Research & Papers

Synchronous Observer Design for Landmark-Inertial SLAM with Magnetometer and Intermittent GNSS Measurements

A novel nonlinear observer achieves stable, full-state SLAM where traditional methods fail.

Deep Dive

A team of researchers including Arkadeep Saha has published a paper on arXiv introducing a novel 'Synchronous Observer' designed to solve a fundamental problem in Landmark-Inertial Simultaneous Localization and Mapping (LI-SLAM). Traditional LI-SLAM, which uses camera-detected landmarks and an Inertial Measurement Unit (IMU), cannot observe the robot's absolute position in the world, its yaw (heading) angle, or the landmark positions in a global frame. This leads to drift and ambiguity. The new observer architecture directly addresses this by incorporating two additional, commonly available sensor streams: intermittent Global Navigation Satellite System (GNSS) position fixes and continuous magnetometer (compass) measurements.

The proposed nonlinear observer fuses these data sources to achieve full-state estimation. Crucially, the team provides a rigorous mathematical proof showing the observer's error dynamics are both almost-globally asymptotically stable and locally exponentially stable. This means the estimated robot pose and map converge to the true values from almost any starting point and do so robustly. The method was validated in simulations, demonstrating its practical viability. The work is submitted for presentation at the 2026 Conference on Decision and Control (CDC), indicating its significance in the control systems community.

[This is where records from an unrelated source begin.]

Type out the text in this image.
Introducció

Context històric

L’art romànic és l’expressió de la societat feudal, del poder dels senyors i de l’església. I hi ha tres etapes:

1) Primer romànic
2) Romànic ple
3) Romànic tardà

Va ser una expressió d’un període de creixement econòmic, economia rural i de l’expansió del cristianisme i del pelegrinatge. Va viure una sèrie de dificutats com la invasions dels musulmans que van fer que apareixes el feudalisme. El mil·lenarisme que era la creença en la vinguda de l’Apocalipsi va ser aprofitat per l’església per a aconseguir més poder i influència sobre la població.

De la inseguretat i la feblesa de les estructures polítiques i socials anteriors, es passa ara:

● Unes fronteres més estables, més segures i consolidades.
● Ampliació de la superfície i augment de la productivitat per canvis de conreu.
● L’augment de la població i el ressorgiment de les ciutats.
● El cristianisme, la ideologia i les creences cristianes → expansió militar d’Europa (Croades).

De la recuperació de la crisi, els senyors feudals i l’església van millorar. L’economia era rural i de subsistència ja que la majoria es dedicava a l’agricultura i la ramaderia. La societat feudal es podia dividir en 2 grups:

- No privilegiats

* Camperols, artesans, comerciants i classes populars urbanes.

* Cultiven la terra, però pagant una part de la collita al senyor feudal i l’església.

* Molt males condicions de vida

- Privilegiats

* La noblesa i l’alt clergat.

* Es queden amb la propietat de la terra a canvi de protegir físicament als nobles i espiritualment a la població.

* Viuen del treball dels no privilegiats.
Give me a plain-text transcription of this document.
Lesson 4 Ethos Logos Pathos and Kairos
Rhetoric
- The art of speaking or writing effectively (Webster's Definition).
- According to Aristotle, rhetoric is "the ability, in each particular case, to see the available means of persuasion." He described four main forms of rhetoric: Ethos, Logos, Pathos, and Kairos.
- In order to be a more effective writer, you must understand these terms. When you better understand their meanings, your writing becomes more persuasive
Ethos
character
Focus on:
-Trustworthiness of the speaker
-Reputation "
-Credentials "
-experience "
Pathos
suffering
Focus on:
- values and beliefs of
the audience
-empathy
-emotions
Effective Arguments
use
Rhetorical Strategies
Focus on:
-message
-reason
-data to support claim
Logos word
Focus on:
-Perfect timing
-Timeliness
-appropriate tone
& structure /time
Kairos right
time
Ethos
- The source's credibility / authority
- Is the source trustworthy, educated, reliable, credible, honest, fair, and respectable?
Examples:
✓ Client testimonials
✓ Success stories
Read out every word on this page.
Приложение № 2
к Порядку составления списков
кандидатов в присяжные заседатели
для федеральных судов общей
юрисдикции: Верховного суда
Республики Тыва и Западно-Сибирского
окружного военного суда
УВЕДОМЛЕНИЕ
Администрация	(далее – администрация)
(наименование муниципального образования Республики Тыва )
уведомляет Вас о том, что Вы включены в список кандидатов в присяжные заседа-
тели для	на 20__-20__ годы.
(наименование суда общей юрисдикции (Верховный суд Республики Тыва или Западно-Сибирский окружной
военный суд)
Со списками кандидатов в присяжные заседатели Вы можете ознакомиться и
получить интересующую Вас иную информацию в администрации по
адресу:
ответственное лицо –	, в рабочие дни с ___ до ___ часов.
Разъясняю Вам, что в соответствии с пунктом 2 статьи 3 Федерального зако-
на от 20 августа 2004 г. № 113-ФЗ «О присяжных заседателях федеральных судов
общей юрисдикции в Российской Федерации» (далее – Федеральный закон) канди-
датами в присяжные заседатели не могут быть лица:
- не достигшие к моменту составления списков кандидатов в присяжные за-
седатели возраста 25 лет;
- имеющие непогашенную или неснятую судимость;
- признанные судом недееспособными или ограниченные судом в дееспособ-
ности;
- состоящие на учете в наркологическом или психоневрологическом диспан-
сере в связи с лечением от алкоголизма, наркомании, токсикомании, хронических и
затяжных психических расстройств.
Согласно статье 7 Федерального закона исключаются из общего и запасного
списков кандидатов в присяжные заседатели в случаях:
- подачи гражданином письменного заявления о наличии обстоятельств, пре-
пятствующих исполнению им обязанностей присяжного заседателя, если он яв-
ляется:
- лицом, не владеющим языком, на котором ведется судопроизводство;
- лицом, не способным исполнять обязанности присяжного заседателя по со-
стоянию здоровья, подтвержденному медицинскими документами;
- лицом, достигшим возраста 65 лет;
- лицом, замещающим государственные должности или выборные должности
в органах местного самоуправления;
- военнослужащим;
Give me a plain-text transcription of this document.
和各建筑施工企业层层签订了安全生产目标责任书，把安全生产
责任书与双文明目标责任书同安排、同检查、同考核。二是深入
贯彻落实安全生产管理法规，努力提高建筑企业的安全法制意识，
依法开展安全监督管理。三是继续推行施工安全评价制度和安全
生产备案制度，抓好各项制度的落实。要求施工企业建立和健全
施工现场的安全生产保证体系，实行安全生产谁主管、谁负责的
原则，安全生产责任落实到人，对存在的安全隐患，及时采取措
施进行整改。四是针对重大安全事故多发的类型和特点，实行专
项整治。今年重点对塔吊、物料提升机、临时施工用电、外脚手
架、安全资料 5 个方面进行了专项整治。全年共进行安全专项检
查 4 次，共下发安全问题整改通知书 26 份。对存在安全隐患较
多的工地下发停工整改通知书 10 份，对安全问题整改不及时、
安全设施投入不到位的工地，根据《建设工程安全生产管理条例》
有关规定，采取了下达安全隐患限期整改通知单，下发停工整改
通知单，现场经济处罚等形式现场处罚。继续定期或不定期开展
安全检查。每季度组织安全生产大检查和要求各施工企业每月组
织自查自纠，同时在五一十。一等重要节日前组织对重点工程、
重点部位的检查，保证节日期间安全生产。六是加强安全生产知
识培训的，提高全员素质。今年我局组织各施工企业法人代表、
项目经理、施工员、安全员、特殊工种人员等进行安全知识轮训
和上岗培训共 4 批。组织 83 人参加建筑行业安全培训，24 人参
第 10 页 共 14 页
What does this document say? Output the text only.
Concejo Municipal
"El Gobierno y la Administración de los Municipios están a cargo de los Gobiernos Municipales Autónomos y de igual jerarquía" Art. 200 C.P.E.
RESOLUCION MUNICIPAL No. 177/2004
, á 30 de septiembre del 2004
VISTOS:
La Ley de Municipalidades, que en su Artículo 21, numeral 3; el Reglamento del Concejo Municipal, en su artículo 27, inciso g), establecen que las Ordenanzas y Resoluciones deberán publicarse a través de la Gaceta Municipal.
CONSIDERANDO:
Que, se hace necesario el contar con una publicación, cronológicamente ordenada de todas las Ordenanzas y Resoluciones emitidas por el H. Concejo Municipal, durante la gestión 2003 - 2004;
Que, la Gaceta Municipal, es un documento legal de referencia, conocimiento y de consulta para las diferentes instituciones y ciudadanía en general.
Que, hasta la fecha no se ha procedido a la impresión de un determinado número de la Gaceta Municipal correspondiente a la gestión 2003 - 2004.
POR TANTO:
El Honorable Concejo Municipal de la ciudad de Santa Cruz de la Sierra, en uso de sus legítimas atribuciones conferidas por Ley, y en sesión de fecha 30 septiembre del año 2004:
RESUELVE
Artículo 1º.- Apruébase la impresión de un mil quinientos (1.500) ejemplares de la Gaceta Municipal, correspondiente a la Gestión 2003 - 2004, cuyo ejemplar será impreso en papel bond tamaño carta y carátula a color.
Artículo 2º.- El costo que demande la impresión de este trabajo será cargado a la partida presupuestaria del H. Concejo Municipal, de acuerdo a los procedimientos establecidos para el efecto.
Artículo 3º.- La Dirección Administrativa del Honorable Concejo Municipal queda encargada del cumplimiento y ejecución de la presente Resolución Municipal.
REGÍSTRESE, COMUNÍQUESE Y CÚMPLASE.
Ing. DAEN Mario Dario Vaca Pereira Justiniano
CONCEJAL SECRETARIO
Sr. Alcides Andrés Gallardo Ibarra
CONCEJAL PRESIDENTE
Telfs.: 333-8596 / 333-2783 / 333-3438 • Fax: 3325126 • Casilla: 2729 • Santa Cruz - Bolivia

This advancement is particularly relevant for robots operating in environments where GPS signals are unreliable or blocked for periods (like urban canyons or indoors near windows), but occasional satellite fixes are available. By formally guaranteeing stability with intermittent aiding data, the observer provides a more reliable and accurate foundation for long-term autonomy in hybrid indoor-outdoor scenarios, moving beyond the limitations of purely vision-and-inertial-based systems.

Key Points
  • Solves LI-SLAM's unobservability of global pose and yaw by fusing magnetometer and intermittent GNSS data.
  • Proven to have almost-globally asymptotically stable and locally exponentially stable error dynamics.
  • Enables accurate global mapping for robots in GPS-denied or degraded environments with occasional satellite fixes.

Why It Matters

Enables more reliable and drift-free robot navigation in complex, hybrid indoor-outdoor environments critical for delivery and inspection drones.